Non potevo non perdonarlo.
Non potevo pentirmi di averlo amato e di amarlo ancora.
Stavo piangendo anche io.
Avrei voluto abbracciarlo e dirgli che andava tutto bene.
Ma non potevo.
Per un attimo non sentii più la terra sotto i piedi.
Cosa stava succedendo? Poi capii.
Ero pronta.
Non riuscivo a vedermi così, a vedere tutta quella gente guardarmi in quel modo: come se mi sarei potuta svegliare da un momento all'altro e tutto sarebbe tornato come prima.

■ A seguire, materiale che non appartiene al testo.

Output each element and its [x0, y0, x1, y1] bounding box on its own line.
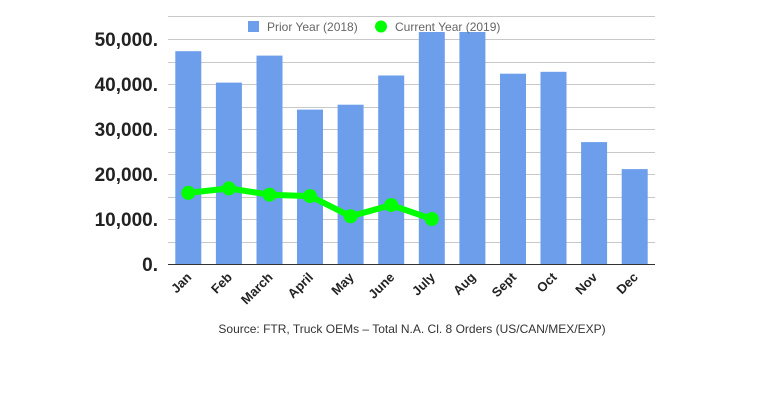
x-tick-label: Oct [534, 269, 560, 295]
x-tick-label: Dec [613, 270, 640, 297]
x-tick-label: June [365, 270, 397, 302]
point-april [303, 189, 317, 204]
bar-june [378, 75, 405, 264]
legend-label-prior-year: Prior Year (2018) [267, 20, 358, 34]
bar-april [297, 109, 323, 264]
bar-jan [175, 51, 202, 265]
bar-sept [500, 73, 526, 264]
x-tick-label: March [238, 269, 276, 307]
point-june [384, 198, 399, 213]
x-tick-label: April [285, 270, 317, 302]
x-axis: Jan Feb March April May June July Aug Sept Oct Nov… [168, 264, 655, 307]
x-tick-label: July [409, 269, 439, 299]
bar-nov [581, 142, 608, 264]
source-note: Source: FTR, Truck OEMs – Total N.A. Cl.… [218, 322, 605, 336]
y-tick-label: 50,000. [95, 30, 158, 51]
line-current-year [181, 181, 439, 226]
point-feb [221, 181, 236, 196]
bar-feb [215, 82, 242, 264]
x-tick-label: Sept [489, 269, 520, 300]
bar-may [337, 104, 364, 264]
bars-prior-year [175, 32, 648, 265]
y-axis: 0. 10,000. 20,000. 30,000. 40,000. 50,000. [95, 30, 158, 276]
y-tick-label: 20,000. [95, 165, 158, 186]
x-tick-label: Feb [208, 269, 235, 296]
legend: Prior Year (2018) Current Year (2019) [248, 20, 500, 34]
x-tick-label: Nov [572, 269, 601, 298]
point-jan [181, 185, 196, 200]
bar-oct [540, 71, 567, 264]
x-tick-label: Jan [168, 269, 194, 295]
x-tick-label: May [328, 269, 357, 298]
y-tick-label: 40,000. [95, 75, 158, 96]
bar-dec [621, 169, 648, 264]
bar-aug [459, 32, 486, 264]
y-tick-label: 0. [142, 255, 158, 276]
y-tick-label: 10,000. [95, 210, 158, 231]
x-tick-label: Aug [450, 269, 479, 298]
gridlines [168, 16, 655, 265]
legend-label-current-year: Current Year (2019) [395, 20, 500, 34]
point-march [262, 187, 277, 202]
point-may [343, 209, 358, 224]
y-tick-label: 30,000. [95, 120, 158, 141]
legend-marker-current-year [375, 20, 387, 33]
bar-july [418, 32, 445, 264]
point-july [424, 212, 439, 226]
bar-march [256, 55, 283, 264]
legend-swatch-prior-year [248, 21, 259, 32]
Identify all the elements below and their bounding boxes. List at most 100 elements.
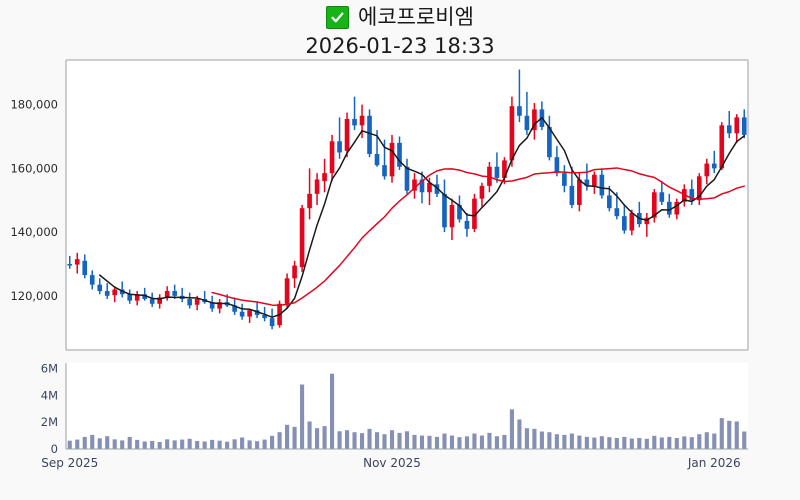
candle-body (352, 118, 357, 126)
volume-bar (652, 435, 657, 449)
candle-body (89, 275, 95, 285)
volume-bar (90, 434, 95, 449)
candlestick (711, 150, 717, 174)
candle-body (172, 291, 177, 296)
candlestick (629, 209, 635, 236)
candle-body (239, 311, 245, 317)
volume-bar (352, 432, 357, 449)
moving-average-long-line (211, 167, 745, 306)
volume-bar (427, 435, 432, 449)
volume-bar (682, 436, 687, 449)
candle-body (82, 260, 88, 276)
candlestick (142, 287, 148, 301)
candle-body (689, 189, 695, 201)
volume-bar (359, 433, 365, 449)
moving-average-short-line (98, 116, 745, 318)
candle-body (629, 212, 635, 231)
volume-bar (479, 435, 485, 449)
volume-bar (255, 441, 260, 449)
candle-body (427, 182, 432, 193)
volume-bar (397, 432, 402, 449)
volume-bar (509, 409, 514, 449)
volume-bar (247, 440, 252, 449)
candle-body (142, 294, 148, 300)
candle-body (419, 179, 425, 193)
x-axis-tick-label: Jan 2026 (687, 456, 741, 470)
candle-body (696, 176, 702, 201)
candlestick (104, 283, 110, 300)
candle-body (524, 115, 530, 131)
candle-body (292, 265, 297, 279)
candle-body (599, 174, 605, 196)
candlestick (562, 165, 567, 193)
candle-body (67, 263, 73, 266)
candle-body (322, 173, 327, 182)
candlestick (164, 286, 170, 301)
candlestick (464, 212, 470, 237)
candle-body (532, 109, 537, 131)
candle-body (337, 141, 342, 153)
volume-bar (157, 442, 162, 449)
volume-bar (719, 418, 724, 449)
volume-bar (577, 435, 582, 449)
candlestick (532, 103, 537, 140)
candle-body (329, 141, 335, 174)
volume-bar (374, 432, 380, 449)
volume-bar (412, 434, 417, 449)
volume-bar (75, 439, 80, 449)
candle-body (734, 117, 740, 134)
candlestick (74, 252, 80, 274)
candle-body (517, 106, 522, 116)
candlestick (239, 303, 245, 320)
volume-bar (697, 434, 702, 449)
volume-bar (240, 437, 245, 449)
volume-bar (502, 434, 507, 449)
candle-body (404, 166, 410, 191)
candlestick (307, 168, 312, 220)
volume-bar (622, 436, 627, 449)
volume-bar (404, 431, 410, 449)
volume-bar (307, 421, 312, 449)
volume-bar (569, 433, 574, 449)
candle-body (592, 174, 597, 186)
candlestick (666, 193, 672, 218)
candle-body (269, 318, 275, 327)
candlestick (269, 308, 275, 330)
volume-bar (82, 436, 87, 449)
volume-bar (165, 439, 170, 449)
volume-bar (637, 437, 642, 449)
candle-body (659, 192, 665, 202)
x-axis-tick-label: Sep 2025 (41, 456, 98, 470)
candle-body (577, 179, 582, 205)
candle-body (562, 173, 567, 186)
volume-bar (562, 434, 567, 449)
candle-body (367, 115, 372, 155)
candlestick (172, 284, 177, 300)
volume-bar (382, 434, 387, 449)
volume-bar (659, 437, 664, 449)
candlestick (442, 179, 447, 233)
candlestick (419, 171, 425, 204)
candlestick (494, 152, 500, 183)
volume-bar (592, 437, 597, 449)
candle-body (457, 205, 462, 220)
volume-bar (584, 436, 589, 449)
candlestick (547, 115, 552, 161)
candlestick (397, 136, 402, 170)
volume-bar (202, 441, 207, 449)
candlestick (322, 158, 327, 193)
candlestick (352, 96, 357, 131)
candlestick (217, 299, 222, 314)
x-axis-tick-label: Nov 2025 (363, 456, 421, 470)
candlestick (149, 292, 155, 307)
volume-bar (547, 432, 552, 449)
candlestick (704, 158, 710, 185)
volume-bar (517, 419, 522, 449)
candlestick (472, 193, 477, 233)
volume-bar (232, 439, 237, 449)
volume-bar (262, 439, 267, 449)
volume-bar (712, 433, 717, 449)
volume-bar (337, 431, 342, 449)
volume-bar (127, 436, 132, 449)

"Niente sarà più come prima.
Lascerò tutto.
Il mio dolore finirà e presto anche il loro." Pensai.
"Ti amo" sussurrai a Tobias che usciva dalla porta.
Poi sentii solo un fastidioso rumorino continuo.
Lui si voltò.
Era troppo tardi per chiedere scusa, per dire qualsiasi cosa.
Il tempo era finito.
È difficile da spiegare, ma ad un certo punto senti che non hai più uno scopo, una motivazione, e ti lasci andare. Fa male, è difficile, ma in cuor tuo senti sempre di aver finito.
Come il sole che tramonta, lascia spazio alla luna. E finisce tutto.